The Amish, a very strict and insular Christian sect, based mostly in the USA, are known to live simple and rudimentary lifestyles, They make their own clothes, use manual labour for their production of crops, use horse and cart as a means of transport, and shun the use of electricity. The Amish people are put to work on their farms and in their communities as young as 3 years of age, and continue to work their entire lives. Their education is limited to around 14 years of age, with few continuing to learn in homeschools beyond that. To the Amish, the outside world and all its excesses is a place of sin, temptation and the devil. However, according to a longstanding tradition, at around the age of 16 the young Amish men and women are allowed to partake in “rumspringa“, or “running around”, where they are free to leave the community to find out what the rest of the world holds, and to do the many things forbidden by Amish culture, such as drinking alcohol, driving a car, listening to music, and the use of electricity. Their communities base their lives on humility, simplicity and a value of rural life, the word of the bible (quite literally in some cases), and rarely come into contact with non-Amish societies. The people hold about them a general demeanour of stoic calm, and could be said to be “happy” for all intents.

However, when we on the outside look at the upbringing of these children, or the society as a whole, one could say that they are missing out on some of the fundamentals of modern human life. The ability to choose a career, or to continue an education, or to marry outside the Amish community, or to be openly gay (for there are without a doubt some gays in the Amish community), these and many other aspects of life are not a part of their tradition. So we could say, as a judgement call, that the Amish are foregoing the well-being of their people by stifling their access to things we take for granted. Yet, the Amish as a whole live a seemingly contented life, happily singing as they work, play and worship.
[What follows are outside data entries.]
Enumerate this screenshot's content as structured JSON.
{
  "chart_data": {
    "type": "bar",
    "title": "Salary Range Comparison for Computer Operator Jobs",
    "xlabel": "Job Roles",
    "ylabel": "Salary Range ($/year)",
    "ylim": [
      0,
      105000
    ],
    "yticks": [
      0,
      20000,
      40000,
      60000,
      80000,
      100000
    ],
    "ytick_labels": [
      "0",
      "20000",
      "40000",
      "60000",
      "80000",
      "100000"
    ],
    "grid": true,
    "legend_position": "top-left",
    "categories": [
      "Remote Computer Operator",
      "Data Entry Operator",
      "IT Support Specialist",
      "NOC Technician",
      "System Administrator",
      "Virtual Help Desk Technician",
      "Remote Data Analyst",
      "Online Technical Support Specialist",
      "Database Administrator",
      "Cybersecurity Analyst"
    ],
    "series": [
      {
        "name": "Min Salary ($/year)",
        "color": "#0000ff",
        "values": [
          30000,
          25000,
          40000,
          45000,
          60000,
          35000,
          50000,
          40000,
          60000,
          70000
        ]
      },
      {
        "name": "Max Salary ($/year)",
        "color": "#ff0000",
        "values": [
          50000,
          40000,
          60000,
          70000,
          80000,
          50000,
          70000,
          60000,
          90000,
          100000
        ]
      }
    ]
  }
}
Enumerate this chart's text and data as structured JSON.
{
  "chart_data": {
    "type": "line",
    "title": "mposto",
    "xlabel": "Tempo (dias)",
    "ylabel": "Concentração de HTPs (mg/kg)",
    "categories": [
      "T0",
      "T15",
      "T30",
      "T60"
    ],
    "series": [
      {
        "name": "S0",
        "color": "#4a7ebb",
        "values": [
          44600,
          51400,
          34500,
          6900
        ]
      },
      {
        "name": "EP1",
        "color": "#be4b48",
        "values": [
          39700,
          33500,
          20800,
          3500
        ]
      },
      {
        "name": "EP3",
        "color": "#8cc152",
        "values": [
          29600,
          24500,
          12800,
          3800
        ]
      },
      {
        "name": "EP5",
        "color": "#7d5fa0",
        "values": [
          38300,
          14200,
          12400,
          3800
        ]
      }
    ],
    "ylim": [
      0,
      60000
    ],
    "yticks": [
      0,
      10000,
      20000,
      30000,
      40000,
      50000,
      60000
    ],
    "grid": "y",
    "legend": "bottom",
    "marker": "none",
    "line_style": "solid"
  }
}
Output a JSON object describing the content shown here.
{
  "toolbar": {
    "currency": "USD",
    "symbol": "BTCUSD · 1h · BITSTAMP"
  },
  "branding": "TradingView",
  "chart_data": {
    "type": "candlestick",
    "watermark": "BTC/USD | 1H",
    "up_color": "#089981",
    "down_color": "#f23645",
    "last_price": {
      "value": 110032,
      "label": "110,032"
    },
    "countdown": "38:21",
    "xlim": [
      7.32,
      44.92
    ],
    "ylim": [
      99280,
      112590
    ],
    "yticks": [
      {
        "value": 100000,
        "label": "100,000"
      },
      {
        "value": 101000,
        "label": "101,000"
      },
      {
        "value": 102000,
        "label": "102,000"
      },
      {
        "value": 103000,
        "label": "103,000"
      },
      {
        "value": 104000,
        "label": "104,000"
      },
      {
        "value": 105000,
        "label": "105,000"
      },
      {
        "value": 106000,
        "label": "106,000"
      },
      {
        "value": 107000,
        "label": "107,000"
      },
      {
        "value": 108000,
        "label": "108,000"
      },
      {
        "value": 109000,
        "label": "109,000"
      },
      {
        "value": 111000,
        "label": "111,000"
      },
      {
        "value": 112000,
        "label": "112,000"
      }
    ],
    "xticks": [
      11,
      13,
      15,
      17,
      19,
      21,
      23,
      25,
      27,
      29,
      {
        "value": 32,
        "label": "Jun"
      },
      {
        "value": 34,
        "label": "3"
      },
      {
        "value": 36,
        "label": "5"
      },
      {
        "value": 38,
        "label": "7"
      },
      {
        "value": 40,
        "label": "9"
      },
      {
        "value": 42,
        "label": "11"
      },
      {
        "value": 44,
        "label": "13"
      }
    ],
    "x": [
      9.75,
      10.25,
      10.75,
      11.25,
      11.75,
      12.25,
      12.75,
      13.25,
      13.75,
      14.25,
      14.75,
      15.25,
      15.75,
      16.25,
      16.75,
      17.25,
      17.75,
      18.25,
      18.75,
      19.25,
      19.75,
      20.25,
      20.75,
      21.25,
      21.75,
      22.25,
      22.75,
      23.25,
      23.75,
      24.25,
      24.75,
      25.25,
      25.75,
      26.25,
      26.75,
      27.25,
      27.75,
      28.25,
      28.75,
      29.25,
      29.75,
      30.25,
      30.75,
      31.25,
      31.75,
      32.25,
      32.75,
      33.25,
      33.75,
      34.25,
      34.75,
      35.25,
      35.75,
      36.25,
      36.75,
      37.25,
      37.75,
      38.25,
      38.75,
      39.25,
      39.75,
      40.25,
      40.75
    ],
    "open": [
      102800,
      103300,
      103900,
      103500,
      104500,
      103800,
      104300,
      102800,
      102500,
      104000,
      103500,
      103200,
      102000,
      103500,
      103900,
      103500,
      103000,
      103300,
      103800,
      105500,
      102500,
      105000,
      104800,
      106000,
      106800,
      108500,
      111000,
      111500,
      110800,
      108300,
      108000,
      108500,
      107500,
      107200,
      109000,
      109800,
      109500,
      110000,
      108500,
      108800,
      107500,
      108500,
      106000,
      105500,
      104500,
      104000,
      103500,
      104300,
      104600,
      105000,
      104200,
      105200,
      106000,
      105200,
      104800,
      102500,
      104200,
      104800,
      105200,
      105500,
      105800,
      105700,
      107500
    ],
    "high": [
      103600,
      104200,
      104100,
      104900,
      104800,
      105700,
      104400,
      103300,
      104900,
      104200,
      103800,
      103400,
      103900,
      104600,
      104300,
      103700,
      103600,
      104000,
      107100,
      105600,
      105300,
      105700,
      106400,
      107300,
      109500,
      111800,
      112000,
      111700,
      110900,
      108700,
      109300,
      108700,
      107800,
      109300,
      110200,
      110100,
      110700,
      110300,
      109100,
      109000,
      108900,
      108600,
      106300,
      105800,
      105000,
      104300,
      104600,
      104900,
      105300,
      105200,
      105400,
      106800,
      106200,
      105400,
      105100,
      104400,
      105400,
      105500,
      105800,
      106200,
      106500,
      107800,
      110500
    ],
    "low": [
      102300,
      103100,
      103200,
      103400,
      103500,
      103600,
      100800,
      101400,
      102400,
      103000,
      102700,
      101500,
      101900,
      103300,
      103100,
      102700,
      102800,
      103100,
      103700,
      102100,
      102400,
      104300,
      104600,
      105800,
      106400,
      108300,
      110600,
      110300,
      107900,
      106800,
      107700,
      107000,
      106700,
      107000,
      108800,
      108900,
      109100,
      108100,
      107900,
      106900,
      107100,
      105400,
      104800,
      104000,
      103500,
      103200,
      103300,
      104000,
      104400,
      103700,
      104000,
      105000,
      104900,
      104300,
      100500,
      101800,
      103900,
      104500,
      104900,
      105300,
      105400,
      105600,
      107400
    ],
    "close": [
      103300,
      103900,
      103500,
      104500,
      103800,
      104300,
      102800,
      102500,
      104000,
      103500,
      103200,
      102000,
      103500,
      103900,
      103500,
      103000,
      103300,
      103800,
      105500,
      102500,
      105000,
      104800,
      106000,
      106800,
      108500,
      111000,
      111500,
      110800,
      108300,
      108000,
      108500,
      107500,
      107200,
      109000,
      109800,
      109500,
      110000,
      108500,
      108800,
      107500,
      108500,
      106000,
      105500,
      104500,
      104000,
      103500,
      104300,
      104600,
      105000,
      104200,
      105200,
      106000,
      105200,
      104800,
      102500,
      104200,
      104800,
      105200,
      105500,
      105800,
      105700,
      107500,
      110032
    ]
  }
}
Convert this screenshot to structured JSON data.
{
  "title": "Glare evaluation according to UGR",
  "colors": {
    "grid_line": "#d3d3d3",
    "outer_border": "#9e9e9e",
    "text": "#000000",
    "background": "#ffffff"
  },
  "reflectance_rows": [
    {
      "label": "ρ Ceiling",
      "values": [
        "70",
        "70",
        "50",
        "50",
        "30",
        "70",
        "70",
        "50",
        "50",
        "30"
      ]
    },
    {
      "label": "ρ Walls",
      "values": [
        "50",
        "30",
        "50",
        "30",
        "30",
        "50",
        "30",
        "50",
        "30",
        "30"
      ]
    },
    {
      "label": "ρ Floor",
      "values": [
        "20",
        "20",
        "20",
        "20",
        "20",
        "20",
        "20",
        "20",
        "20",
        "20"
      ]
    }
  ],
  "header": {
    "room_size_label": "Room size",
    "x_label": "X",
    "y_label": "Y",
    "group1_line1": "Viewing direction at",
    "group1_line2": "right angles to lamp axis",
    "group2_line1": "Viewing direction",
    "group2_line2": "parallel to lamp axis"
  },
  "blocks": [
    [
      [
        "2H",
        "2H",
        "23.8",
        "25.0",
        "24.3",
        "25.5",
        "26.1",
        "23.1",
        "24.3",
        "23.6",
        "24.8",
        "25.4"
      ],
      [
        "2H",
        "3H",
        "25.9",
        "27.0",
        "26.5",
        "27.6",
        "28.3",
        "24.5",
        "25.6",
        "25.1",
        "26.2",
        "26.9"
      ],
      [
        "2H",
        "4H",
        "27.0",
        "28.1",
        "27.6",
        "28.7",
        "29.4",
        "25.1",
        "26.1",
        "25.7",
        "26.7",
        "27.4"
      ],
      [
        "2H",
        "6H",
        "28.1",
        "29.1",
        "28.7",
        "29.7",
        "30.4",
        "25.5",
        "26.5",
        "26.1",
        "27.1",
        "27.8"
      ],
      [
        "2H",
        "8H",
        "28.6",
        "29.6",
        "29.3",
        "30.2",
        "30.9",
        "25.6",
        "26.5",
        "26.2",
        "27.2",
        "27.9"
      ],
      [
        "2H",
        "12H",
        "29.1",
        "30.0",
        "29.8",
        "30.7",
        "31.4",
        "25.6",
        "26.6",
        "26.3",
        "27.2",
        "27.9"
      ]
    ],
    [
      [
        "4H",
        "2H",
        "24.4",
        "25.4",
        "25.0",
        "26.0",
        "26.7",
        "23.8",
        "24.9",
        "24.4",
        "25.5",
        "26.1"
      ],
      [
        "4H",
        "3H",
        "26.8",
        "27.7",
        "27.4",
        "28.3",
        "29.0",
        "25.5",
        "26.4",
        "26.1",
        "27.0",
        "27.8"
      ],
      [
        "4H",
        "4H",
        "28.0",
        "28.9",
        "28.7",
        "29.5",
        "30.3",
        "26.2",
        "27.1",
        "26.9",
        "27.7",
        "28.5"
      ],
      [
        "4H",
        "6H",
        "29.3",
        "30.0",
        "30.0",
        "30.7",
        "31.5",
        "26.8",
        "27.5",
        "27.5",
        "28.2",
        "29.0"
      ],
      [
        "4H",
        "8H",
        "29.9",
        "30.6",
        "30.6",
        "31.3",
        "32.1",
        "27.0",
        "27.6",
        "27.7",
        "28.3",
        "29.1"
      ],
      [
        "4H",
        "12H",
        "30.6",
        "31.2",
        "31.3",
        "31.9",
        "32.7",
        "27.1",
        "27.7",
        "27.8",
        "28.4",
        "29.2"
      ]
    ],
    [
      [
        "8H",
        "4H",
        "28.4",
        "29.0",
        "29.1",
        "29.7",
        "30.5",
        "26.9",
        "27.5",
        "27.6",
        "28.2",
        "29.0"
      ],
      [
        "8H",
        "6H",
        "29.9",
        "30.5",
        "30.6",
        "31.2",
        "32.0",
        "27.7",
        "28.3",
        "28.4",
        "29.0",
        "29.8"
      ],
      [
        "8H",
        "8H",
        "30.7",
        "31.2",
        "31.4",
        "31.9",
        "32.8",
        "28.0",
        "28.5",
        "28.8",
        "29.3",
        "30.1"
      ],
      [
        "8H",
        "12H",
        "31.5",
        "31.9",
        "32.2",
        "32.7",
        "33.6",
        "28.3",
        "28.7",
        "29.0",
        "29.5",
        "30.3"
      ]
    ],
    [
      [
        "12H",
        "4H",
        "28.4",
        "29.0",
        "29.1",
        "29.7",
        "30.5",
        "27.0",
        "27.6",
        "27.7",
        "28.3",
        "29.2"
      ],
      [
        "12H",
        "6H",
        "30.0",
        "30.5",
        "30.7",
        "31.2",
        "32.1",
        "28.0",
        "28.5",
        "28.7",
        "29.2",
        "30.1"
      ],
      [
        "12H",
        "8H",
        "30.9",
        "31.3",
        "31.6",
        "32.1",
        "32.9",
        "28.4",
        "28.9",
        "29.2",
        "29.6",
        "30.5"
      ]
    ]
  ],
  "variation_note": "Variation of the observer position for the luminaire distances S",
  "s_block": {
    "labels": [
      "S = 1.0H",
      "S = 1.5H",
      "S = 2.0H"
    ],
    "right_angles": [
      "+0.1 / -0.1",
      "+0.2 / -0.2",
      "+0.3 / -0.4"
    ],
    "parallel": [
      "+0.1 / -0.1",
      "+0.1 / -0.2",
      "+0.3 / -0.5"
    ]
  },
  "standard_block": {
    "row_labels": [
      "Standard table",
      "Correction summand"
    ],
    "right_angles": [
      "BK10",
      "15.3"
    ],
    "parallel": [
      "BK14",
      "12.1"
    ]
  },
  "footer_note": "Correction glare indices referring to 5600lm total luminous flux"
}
This is just one example where the idea of well-being falls under the hammer of subjectivity. Another is “quality of life”. In cases of terminal illness, or incapacitating disabilities. If a person is terminally ill, or so disabled as to not be able to do anything without assistance, and yet are surrounded by loved ones, cared for, fed, clothed and housed, and specifically are free from pain (as much as possible, in any case), how do we measure their level of well-being? If they are “happy” that their lives are all they can be in this state, and the person is truly being looked after, then are they not well? The person may not be well physically, but if their emotional and physical needs are met, are they well relative to the alternatives? What is their “quality of life”?

“Quality of life” is another subjective term, and is usually applied to those with terminal illness or disability. If someone is is a coma, but it kept alive by a breathing tube, one can hardly argue that they are well. In cases like this, it is usually the carers, family members and spouses, who keep them alive with the faint hope that the person will one day snap out of the coma, and return to being the person they once were. It has happened, very rarely, but usually it seems like a prolonging of the inevitable, and one day the machines will have to be switched off. But what if keeping the person “alive” on a respirator improves the state of mind of the person who demands that it be kept on? What if the person who visits once a day receives some solace by the faint glimmer of hope that their loved one will return? If the patient is not feeling any pain, has zero brain activity, and cannot continue without the machine, who does it harm to keep them there? There are arguments for both sides, and inevitably emotion guides the decision making process.

These aspects need to be considered when evaluating the well-being of a person or populace, but are so steeped in relativism that the waters of the well-being pond become muddied quickly. This is why the question of well-being is never as simple as at first it may seem.